Putting in place an effective culture is something all businesses, regardless of size or sector, need to address, says co-founder of change consultancy Ignium, Kerry Jarred.
According to a report by software provider breatheHR, poor company culture is costing the UK economy £23.6bn a year.
We need to put culture into practice and for a business to develop an effective culture, they first need to look at their organisational design and ask whether it’s fit for purpose, for now, and also for the future.
Put simply, organisational design is the process, structure, and hierarchy business leaders need to put into place to create their desired culture in practice. Typically, this includes how the business communicates, how it develops its people, how it assesses performance, how people work together, how roles and responsibilities are structured, how reporting lines work, how work is allocated and even how people schedule and run meetings.
If carefully developed, a company culture will enable everyone in the business to do their job better. Culture will be significantly enhanced if the organisational design clarifies authority, responsibility, is aligned with the business strategy, and reinforces the values that are important to the organisation’s success.
Here are five key principles to keep in mind when evolving organisational design:
The past is not the future
Keeping the future state in mind is critical when looking to make changes. Reflect upon, and respect what has gone before, but don’t cling on to it as it may not be what the business needs going forward.
Plan with limitations in mind
Accepting the limitations of a business will help leaders to create a more sustainable organisation design. Leaders need to be realistic and recognise the constraints that are beyond the company’s control. Focus on what can be controlled and can be changed.

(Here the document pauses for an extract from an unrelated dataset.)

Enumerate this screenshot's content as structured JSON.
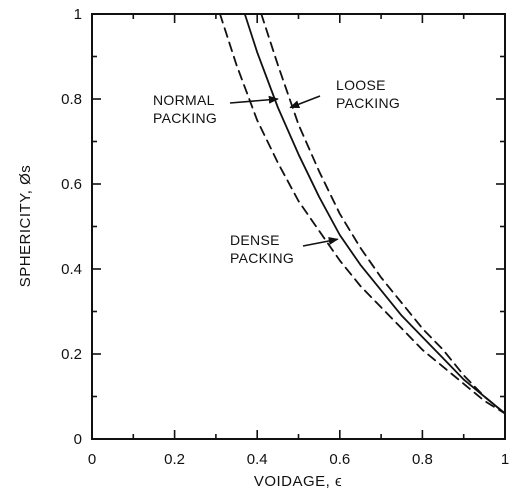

An organisation redesign isn’t about setting up a new structure in one go. It is a sequence of interventions which will lead a company into the future. Keep in mind that too many changes that occur simultaneously can cause negative effects - instead, pick three to four changes to deliver strong, positive results.
Ensure an optimal span of control for senior positions and focus on people’s strengths. Consider which skills (technical, managerial, leadership) and behaviours are key and make sure the company’s leaders are fully equipped and enabled to drive and manage the change effectively.

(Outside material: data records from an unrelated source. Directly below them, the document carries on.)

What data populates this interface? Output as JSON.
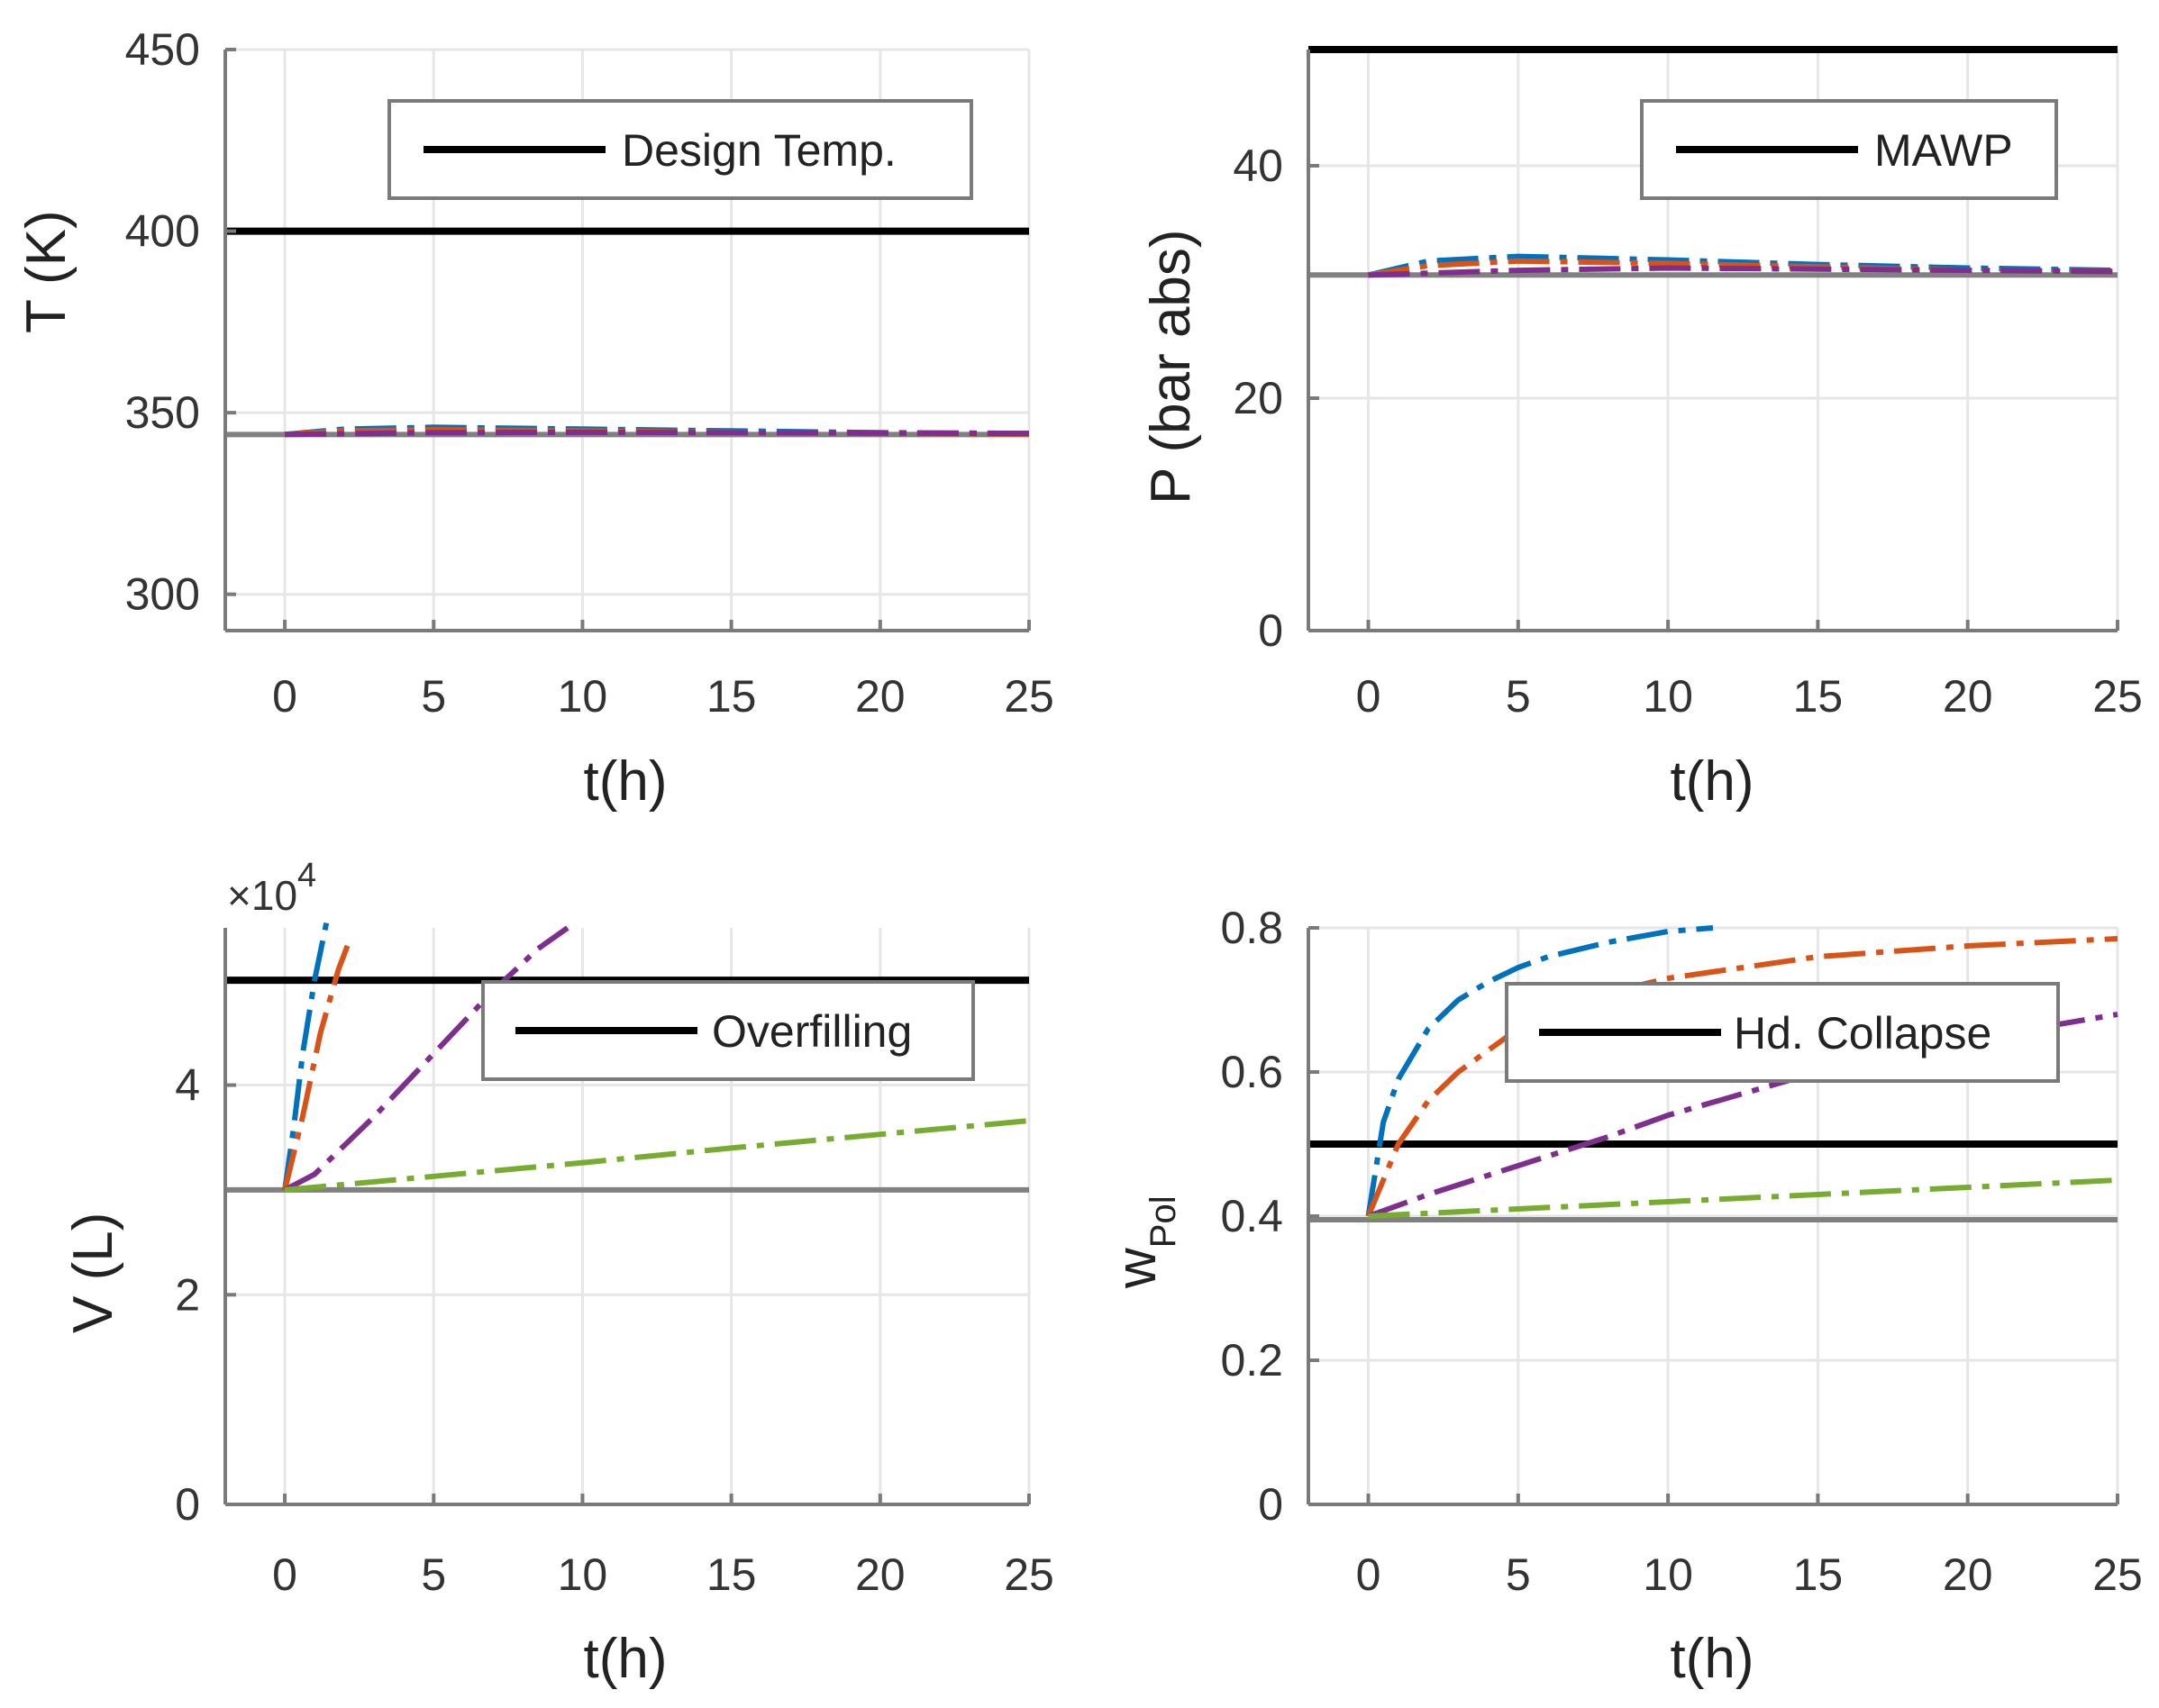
{
  "chart_data": [
    {
      "type": "line",
      "id": "temperature",
      "ylabel": "T (K)",
      "xlabel": "t(h)",
      "xlim": [
        -2,
        25
      ],
      "ylim": [
        290,
        450
      ],
      "xticks": [
        0,
        5,
        10,
        15,
        20,
        25
      ],
      "yticks": [
        300,
        350,
        400,
        450
      ],
      "legend": {
        "position": "top-right",
        "label": "Design Temp."
      },
      "limit_line": {
        "value": 400,
        "color": "#000000"
      },
      "baseline": {
        "value": 344,
        "color": "#808080"
      },
      "series": [
        {
          "name": "blue",
          "color": "#0072BD",
          "x": [
            0,
            2,
            5,
            10,
            15,
            20,
            25
          ],
          "y": [
            344,
            345.5,
            346,
            345.5,
            345,
            344.5,
            344.3
          ]
        },
        {
          "name": "orange",
          "color": "#D95319",
          "x": [
            0,
            2,
            5,
            10,
            15,
            20,
            25
          ],
          "y": [
            344,
            345,
            345.3,
            345,
            344.6,
            344.3,
            344.1
          ]
        },
        {
          "name": "purple",
          "color": "#7E2F8E",
          "x": [
            0,
            5,
            10,
            15,
            20,
            25
          ],
          "y": [
            344,
            344.5,
            344.6,
            344.5,
            344.4,
            344.3
          ]
        }
      ]
    },
    {
      "type": "line",
      "id": "pressure",
      "ylabel": "P (bar abs)",
      "xlabel": "t(h)",
      "xlim": [
        -2,
        25
      ],
      "ylim": [
        0,
        50
      ],
      "xticks": [
        0,
        5,
        10,
        15,
        20,
        25
      ],
      "yticks": [
        0,
        20,
        40
      ],
      "legend": {
        "position": "top-right",
        "label": "MAWP"
      },
      "limit_line": {
        "value": 50,
        "color": "#000000"
      },
      "baseline": {
        "value": 30.6,
        "color": "#808080"
      },
      "series": [
        {
          "name": "blue",
          "color": "#0072BD",
          "x": [
            0,
            2,
            5,
            10,
            15,
            20,
            25
          ],
          "y": [
            30.6,
            31.8,
            32.2,
            31.9,
            31.5,
            31.2,
            31.0
          ]
        },
        {
          "name": "orange",
          "color": "#D95319",
          "x": [
            0,
            2,
            5,
            10,
            15,
            20,
            25
          ],
          "y": [
            30.6,
            31.4,
            31.8,
            31.6,
            31.3,
            31.0,
            30.9
          ]
        },
        {
          "name": "purple",
          "color": "#7E2F8E",
          "x": [
            0,
            5,
            10,
            15,
            20,
            25
          ],
          "y": [
            30.6,
            31.0,
            31.2,
            31.1,
            31.0,
            30.9
          ]
        }
      ]
    },
    {
      "type": "line",
      "id": "volume",
      "ylabel": "V (L)",
      "xlabel": "t(h)",
      "y_multiplier": "×10",
      "y_multiplier_exp": "4",
      "xlim": [
        -2,
        25
      ],
      "ylim": [
        0,
        5.5
      ],
      "xticks": [
        0,
        5,
        10,
        15,
        20,
        25
      ],
      "yticks": [
        0,
        2,
        4
      ],
      "legend": {
        "position": "top-right",
        "label": "Overfilling"
      },
      "limit_line": {
        "value": 5.0,
        "color": "#000000"
      },
      "baseline": {
        "value": 3.0,
        "color": "#808080"
      },
      "series": [
        {
          "name": "blue",
          "color": "#0072BD",
          "x": [
            0,
            0.3,
            0.6,
            1.0,
            1.4
          ],
          "y": [
            3.0,
            3.6,
            4.3,
            5.0,
            5.55
          ]
        },
        {
          "name": "orange",
          "color": "#D95319",
          "x": [
            0,
            0.6,
            1.2,
            1.8,
            2.2
          ],
          "y": [
            3.0,
            3.7,
            4.5,
            5.1,
            5.4
          ]
        },
        {
          "name": "purple",
          "color": "#7E2F8E",
          "x": [
            0,
            1,
            3,
            5,
            7,
            8.5,
            9.5
          ],
          "y": [
            3.0,
            3.15,
            3.7,
            4.3,
            4.9,
            5.3,
            5.5
          ]
        },
        {
          "name": "green",
          "color": "#77AC30",
          "x": [
            0,
            5,
            10,
            15,
            20,
            25
          ],
          "y": [
            3.0,
            3.13,
            3.26,
            3.4,
            3.53,
            3.66
          ]
        }
      ]
    },
    {
      "type": "line",
      "id": "polymer-fraction",
      "ylabel": "w",
      "ylabel_sub": "Pol",
      "xlabel": "t(h)",
      "xlim": [
        -2,
        25
      ],
      "ylim": [
        0,
        0.8
      ],
      "xticks": [
        0,
        5,
        10,
        15,
        20,
        25
      ],
      "yticks": [
        0,
        0.2,
        0.4,
        0.6,
        0.8
      ],
      "legend": {
        "position": "top-right",
        "label": "Hd. Collapse"
      },
      "limit_line": {
        "value": 0.5,
        "color": "#000000"
      },
      "baseline": {
        "value": 0.395,
        "color": "#808080"
      },
      "series": [
        {
          "name": "blue",
          "color": "#0072BD",
          "x": [
            0,
            0.5,
            1,
            2,
            3,
            4,
            5,
            6,
            8,
            10,
            11.5
          ],
          "y": [
            0.4,
            0.53,
            0.59,
            0.66,
            0.7,
            0.725,
            0.745,
            0.76,
            0.78,
            0.795,
            0.8
          ]
        },
        {
          "name": "orange",
          "color": "#D95319",
          "x": [
            0,
            1,
            2,
            3,
            5,
            8,
            10,
            15,
            20,
            25
          ],
          "y": [
            0.4,
            0.5,
            0.56,
            0.6,
            0.66,
            0.71,
            0.73,
            0.76,
            0.775,
            0.785
          ]
        },
        {
          "name": "purple",
          "color": "#7E2F8E",
          "x": [
            0,
            2,
            5,
            8,
            10,
            15,
            20,
            25
          ],
          "y": [
            0.4,
            0.43,
            0.47,
            0.51,
            0.54,
            0.6,
            0.645,
            0.68
          ]
        },
        {
          "name": "green",
          "color": "#77AC30",
          "x": [
            0,
            5,
            10,
            15,
            20,
            25
          ],
          "y": [
            0.4,
            0.41,
            0.42,
            0.43,
            0.44,
            0.45
          ]
        }
      ]
    }
  ]
}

Empowering others, giving them accountability and encouraging a collaborative spirit within teams, forms the bedrock of a successful redesign process.
Don’t lose sight of the informal
Formal elements of organisational redesign, such as structure and information flow, are attractive to companies because they’re tangible and can be easily defined and measured.
Businesses, however, shouldn’t lose sight of the informal elements. That is the mindsets, values and behaviours that might not be as obvious but are of equal importance. They represent and influence the ways in which people think, feel, communicate and behave. When the intangibles are in sync with the tangible building blocks, the business is likely to optimise its potential for success.